# Beadblasted Yaos



## pugster (Nov 22, 2004)

well after seeing Mach's beadblasted yao i decided i liked the look so off to bry they went ,came back this morning and im very pleased with the result







,many thanks Bry


----------



## deano42 (Jun 12, 2005)

pugster said:


> well after seeing Mach's beadblasted yao i decided i liked the look so off to bry they went ,came back this morning and im very pleased with the result
> 
> 
> 
> ...


Great looking watches...

...what watch did you use as a base watch.??

Top one looks like the military Seiko 5, not sure on the bottom one.

Thanks

deano


----------



## pugster (Nov 22, 2004)

both are el cheapo 5's, top one is 7s26-0480 and bottom one 7s26-02e0


----------



## deano42 (Jun 12, 2005)

pugster said:


> both are el cheapo 5's, top one is 7s26-0480 and bottom one 7s26-02e0


I wouldn't knock them as el cheap, they make good base watches for the Yao set up.

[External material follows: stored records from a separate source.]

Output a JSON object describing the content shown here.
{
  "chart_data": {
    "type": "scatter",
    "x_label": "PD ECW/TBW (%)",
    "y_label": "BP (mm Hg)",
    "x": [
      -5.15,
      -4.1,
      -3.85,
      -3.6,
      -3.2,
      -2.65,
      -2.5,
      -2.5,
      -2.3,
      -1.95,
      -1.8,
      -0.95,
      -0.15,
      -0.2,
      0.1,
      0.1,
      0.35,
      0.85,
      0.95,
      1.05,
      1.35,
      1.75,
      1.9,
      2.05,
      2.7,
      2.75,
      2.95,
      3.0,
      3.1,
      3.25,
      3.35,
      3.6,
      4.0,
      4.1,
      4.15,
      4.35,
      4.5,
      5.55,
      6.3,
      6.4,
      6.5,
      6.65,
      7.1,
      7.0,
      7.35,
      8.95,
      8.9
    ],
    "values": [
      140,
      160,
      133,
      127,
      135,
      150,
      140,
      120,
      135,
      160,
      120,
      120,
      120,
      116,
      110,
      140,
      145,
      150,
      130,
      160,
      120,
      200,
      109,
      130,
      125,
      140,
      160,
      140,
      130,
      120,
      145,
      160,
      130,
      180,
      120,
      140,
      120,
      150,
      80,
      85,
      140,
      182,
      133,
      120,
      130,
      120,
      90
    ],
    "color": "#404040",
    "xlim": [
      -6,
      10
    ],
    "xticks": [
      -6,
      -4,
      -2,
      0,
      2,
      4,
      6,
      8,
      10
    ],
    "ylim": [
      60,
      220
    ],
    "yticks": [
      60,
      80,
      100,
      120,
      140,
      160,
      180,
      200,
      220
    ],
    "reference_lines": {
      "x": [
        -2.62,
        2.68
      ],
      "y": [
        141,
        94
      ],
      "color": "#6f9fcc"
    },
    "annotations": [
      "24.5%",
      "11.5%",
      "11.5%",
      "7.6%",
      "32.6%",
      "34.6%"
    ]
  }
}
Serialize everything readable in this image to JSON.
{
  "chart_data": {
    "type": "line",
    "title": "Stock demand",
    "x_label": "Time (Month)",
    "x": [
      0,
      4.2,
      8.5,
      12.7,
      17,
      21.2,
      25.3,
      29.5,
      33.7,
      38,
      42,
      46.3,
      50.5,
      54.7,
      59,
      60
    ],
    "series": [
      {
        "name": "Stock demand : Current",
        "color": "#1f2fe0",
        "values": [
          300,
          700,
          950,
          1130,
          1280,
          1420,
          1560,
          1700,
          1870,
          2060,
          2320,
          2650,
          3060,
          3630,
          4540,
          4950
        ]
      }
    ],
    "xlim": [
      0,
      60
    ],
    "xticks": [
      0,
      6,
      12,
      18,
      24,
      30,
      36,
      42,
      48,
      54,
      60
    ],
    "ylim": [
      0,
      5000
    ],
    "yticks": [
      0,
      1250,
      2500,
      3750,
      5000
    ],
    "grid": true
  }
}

I had one with the type II dial and type I hands...

...really cool, and my mate also thought so and bought it all me.!

_Mental note to oneself, get another mod-ed Seiko 5_

Thanks

deano


----------



## r1ch (Feb 2, 2004)

Very nice.. they've both come out really well. I particularly like the top one









The bottom watch.. I've been looking at this case style on "you-know-where". Theres a style I quite fancy. I'd probably ditch the folded bracelet, but was wondering if you could tell me what lug width they are?.. I've a sneaky feeling they're something odd like 19mm, but would be grateful if you could confirm.

Many thanks

Rich.


----------



## pugster (Nov 22, 2004)

top one is 19mm ,bottom 18mm .


----------



## johnbaz (Jan 30, 2005)

verry nice puggie, i particularly like the top one (those hands are grooovy







)

regards, john.


----------



## mach 0.0013137 (Jan 10, 2005)

Nice watches Pug









I prefer the bottom one









But then I would









*Seiko-Yao `5` 21 Jewel 7S26A.*


----------



## PhilM (Nov 5, 2004)

Very nice if I had to choose I would go for the top one but both pretty cool mods


----------



## ncon (Sep 14, 2005)

These are both very nice watches, great job of work on both.

Be happy to take the bottom one you in the unlikely event you get bored with it!

Neal


----------



## MIKE (Feb 23, 2003)

Very nice, The Yao dial works well on a 5 instead of the usual divers. The top one just edge's it for me  but both are excellent.

I have a Monster being converted and a ready Yao'ed 007 in transit and they will be off to Bry, to work his magic







when they arrive.

Mike


----------



## Running_man (Dec 2, 2005)

Great looking watches. I prefer the top one after staring at them for ages and trying to make up my mind! The Bottom one's dial look not too dissimilar to a RN Divers'. There's so many watches I'm after (aren't we all?!) but I'm tempted to get a cheap Seiko 5 Military to send to Yao on the strength of these pics.

Andrew.


----------



## pugster (Nov 22, 2004)

both my conversions were done by myself ,i dont know what mk11 charges for this.


----------